Thursday, February 5, 2015

Lentil, Tomato, Kale and Collards



Apparently (according to @midnight, at least), February 4 is "National Homemade Soup Day." HOW AM I JUST FINDING OUT ABOUT THIS? They even played a "Ruin a Soup" hashtag war, but luckily I didn't quite ruin this one (nor did I make "French bunion soup).

This week, all the soup is brown and the sky is grey. I’m California Dreamin’, a.k.a. need to plan some light and bright vegetable soups to get me out of this legume vortex! 

I guess it's better than a polar vortex!

I invited some friends over with the oh-so-enticing offer of a “normal” soup – and I must say this soup is quite normal. Aim high, amirite? It’s all about expectations. I clearly set expectations with my friends, but in my heart I was still seeing “lentil soup with TOMATO and KALE” instead of “LENTIL soup…ehhhh with maybe some tomato and kale I suppose.”

With all the lovely vegetation going into this pot – fennel, carrot and shallot in addition to the aforementioned T & K – my mind was set on something a bit less homogeneous. This is almost a lentil chili: a thick and hearty, homey, rustic comfort food.


  
When I started to see and taste how it was coming together, I added twice the called-for amount of tomatoes, and threw in half a bunch of coarsely chopped collards in addition to the whole bunch of kale. And still, the lentils remained relent(il)less.

But hey! Lentils are good. And they provided an excuse to get together with a few of my dearest friends and gab like gals about work, life, comedy, scales and bread.

REALLY GOOD BREAD

We also spent a good half hour (probably more) coming up with food puns based on celebrity names, so rest assured that Soupruary continues to make the world a better place, one Butterknife Cucumberbatch at a time. (Thanks for that, Julie.)

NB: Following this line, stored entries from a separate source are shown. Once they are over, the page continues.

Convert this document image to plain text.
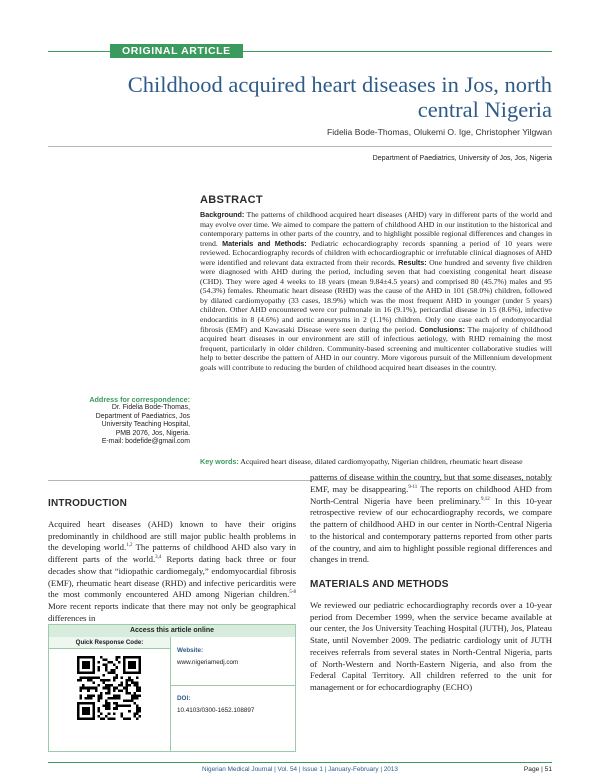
ORIGINAL ARTICLE
Childhood acquired heart diseases in Jos, north central Nigeria
Fidelia Bode-Thomas, Olukemi O. Ige, Christopher Yilgwan
Department of Paediatrics, University of Jos, Jos, Nigeria
ABSTRACT
Background: The patterns of childhood acquired heart diseases (AHD) vary in different parts of the world and may evolve over time. We aimed to compare the pattern of childhood AHD in our institution to the historical and contemporary patterns in other parts of the country, and to highlight possible regional differences and changes in trend. Materials and Methods: Pediatric echocardiography records spanning a period of 10 years were reviewed. Echocardiography records of children with echocardiographic or irrefutable clinical diagnoses of AHD were identified and relevant data extracted from their records. Results: One hundred and seventy five children were diagnosed with AHD during the period, including seven that had coexisting congenital heart disease (CHD). They were aged 4 weeks to 18 years (mean 9.84±4.5 years) and comprised 80 (45.7%) males and 95 (54.3%) females. Rheumatic heart disease (RHD) was the cause of the AHD in 101 (58.0%) children, followed by dilated cardiomyopathy (33 cases, 18.9%) which was the most frequent AHD in younger (under 5 years) children. Other AHD encountered were cor pulmonale in 16 (9.1%), pericardial disease in 15 (8.6%), infective endocarditis in 8 (4.6%) and aortic aneurysms in 2 (1.1%) children. Only one case each of endomyocardial fibrosis (EMF) and Kawasaki Disease were seen during the period. Conclusions: The majority of childhood acquired heart diseases in our environment are still of infectious aetiology, with RHD remaining the most frequent, particularly in older children. Community-based screening and multicenter collaborative studies will help to better describe the pattern of AHD in our country. More vigorous pursuit of the Millennium development goals will contribute to reducing the burden of childhood acquired heart diseases in the country.
Key words: Acquired heart disease, dilated cardiomyopathy, Nigerian children, rheumatic heart disease
Address for correspondence:
Dr. Fidelia Bode-Thomas,
Department of Paediatrics, Jos
University Teaching Hospital,
PMB 2076, Jos, Nigeria.
E-mail: bodefide@gmail.com
INTRODUCTION
Acquired heart diseases (AHD) known to have their origins predominantly in childhood are still major public health problems in the developing world.$^{1,2}$ The patterns of childhood AHD also vary in different parts of the world.$^{3,4}$ Reports dating back three or four decades show that “idiopathic cardiomegaly,” endomyocardial fibrosis (EMF), rheumatic heart disease (RHD) and infective pericarditis were the most commonly encountered AHD among Nigerian children.$^{5-8}$ More recent reports indicate that there may not only be geographical differences in
Access this article online
Quick Response Code:
Website:
www.nigeriamedj.com
DOI:
10.4103/0300-1652.108897
patterns of disease within the country, but that some diseases, notably EMF, may be disappearing.$^{9-11}$ The reports on childhood AHD from North-Central Nigeria have been preliminary.$^{9,12}$ In this 10-year retrospective review of our echocardiography records, we compare the pattern of childhood AHD in our center in North-Central Nigeria to the historical and contemporary patterns reported from other parts of the country, and aim to highlight possible regional differences and changes in trend.
MATERIALS AND METHODS
We reviewed our pediatric echocardiography records over a 10-year period from December 1999, when the service became available at our center, the Jos University Teaching Hospital (JUTH), Jos, Plateau State, until November 2009. The pediatric cardiology unit of JUTH receives referrals from several states in North-Central Nigeria, parts of North-Western and North-Eastern Nigeria, and also from the Federal Capital Territory. All children referred to the unit for management or for echocardiography (ECHO)
Nigerian Medical Journal | Vol. 54 | Issue 1 | January-February | 2013	Page | 51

My friend Julie (different Julie, Texas Julie) had the idea to make a lentil/tomato/kale soup, and so I was all JACKPOT! when I saw this recipe in one of my new books. As an added bonus, this was the very book that so underwhelmed me on Monday, and has been sitting on my coffee table since begging me for a chance at redemption. And I love giving second chances (and/or I’m a glutton for souPunishment).

My conclusion is that this author and I just don’t share the same taste in soups. But hey, he’s got a ton of salad recipes in there that look great! Maybe I’ll stick to those in the future.

This lentil chili was actually tasty, so don’t let me get too down on it. It just somehow turned into less than the sum of his parts, where my favorite soups (like yesterday's) are the opposite.

Texas Julie, don't lose heart. I shall try again, and I shall succeed. 


So it shall be written. So it shall be done.



 Alright, enough. (Len)Til next time…And since the recipe is so very normal, I’ll leave you with a few more moments of brilliance:

“Channing Tatertot” (Kelly)
Chia Farro in Rosemary's Bayleaf, directed by Romaine Polhamski.” (Julie)

Lentil, Tomato, Kale and Collard Soup

Serves 6 as a meal
Barely adapted from A Good Food Day by Marco Canora

For lentils:
2 cups lentils
1/2 small yellow onion, peeled
1 stalk of celery, halved
1 small carrot, halved
1 head of garlic, outer layers peeled and top 1/4" cut off
1 bay leaf

For soup:
3 medium shallots, coarsely chopped
2 small carrots, coarsely chopped
1 small head fennel, coarsely chopped
2 peperoncini, stems removed
1 tablespoon fresh rosemary leaves
1 tablespoon fresh thyme leaves
1/4 cup olive oil
1 tablespoon tomato paste
1 28-oz can whole peeled tomatoes
1 bunch Tuscan kale, stems removed, leaves coarsely chopped
1/2 bunch collard greens, stems removed, leaves coarsely chopped
1 tablespoon sherry vinegar

As garnish:
shaved parmigiano reggiano 
extra virgin olive oil
fresh thyme leaves

Make the lentils:
Put all lentil ingredients in a pot and cover by two inches of water. Throw in a few pinches of salt, and throw the lentils on the stove over high heat. Bring to a boil, reduce heat to medium low, and let the lentils simmer until tender (about 40 minutes). Discard onion, celery, carrot, garlic and bay leaf. Remove 1 cup of lentils and blend until smooth, then return to pot and leave lentils in cooking liquid.

Make the soup:
Put shallot, carrot, fennel, peperoncini, rosemary and thyme in a food processor and pulse until minced. 
Pour olive oil into pot or large pan, and heat over medium-high. Add minced ingredients from food processor and cook, stirring occasionally, about 10 minutes. Add a good pinch of salt and freshly ground pepper.
Add in tomato paste, stir to combine, and cook another 10 minutes.
Add in whole peeled tomatoes, kale and collard greens, and turn heat down to medium. Cook, breaking the whole tomatoes up with a spoon, another 10 minutes, stirring occassionally. 
Add vegetables to pot of lentils, stir to combine, and add an additional two cups of water. Taste for seasoning, and add more salt and pepper if necessary.
Bring to a boil over high heat, then reduce heat to medium-low and simmer for 30 minutes.
Remove from heat and stir in sherry vinegar.

To serve, dish into bowls and top with shaved parm, a drizzle of olive oil, and a sprinkling of fresh thyme.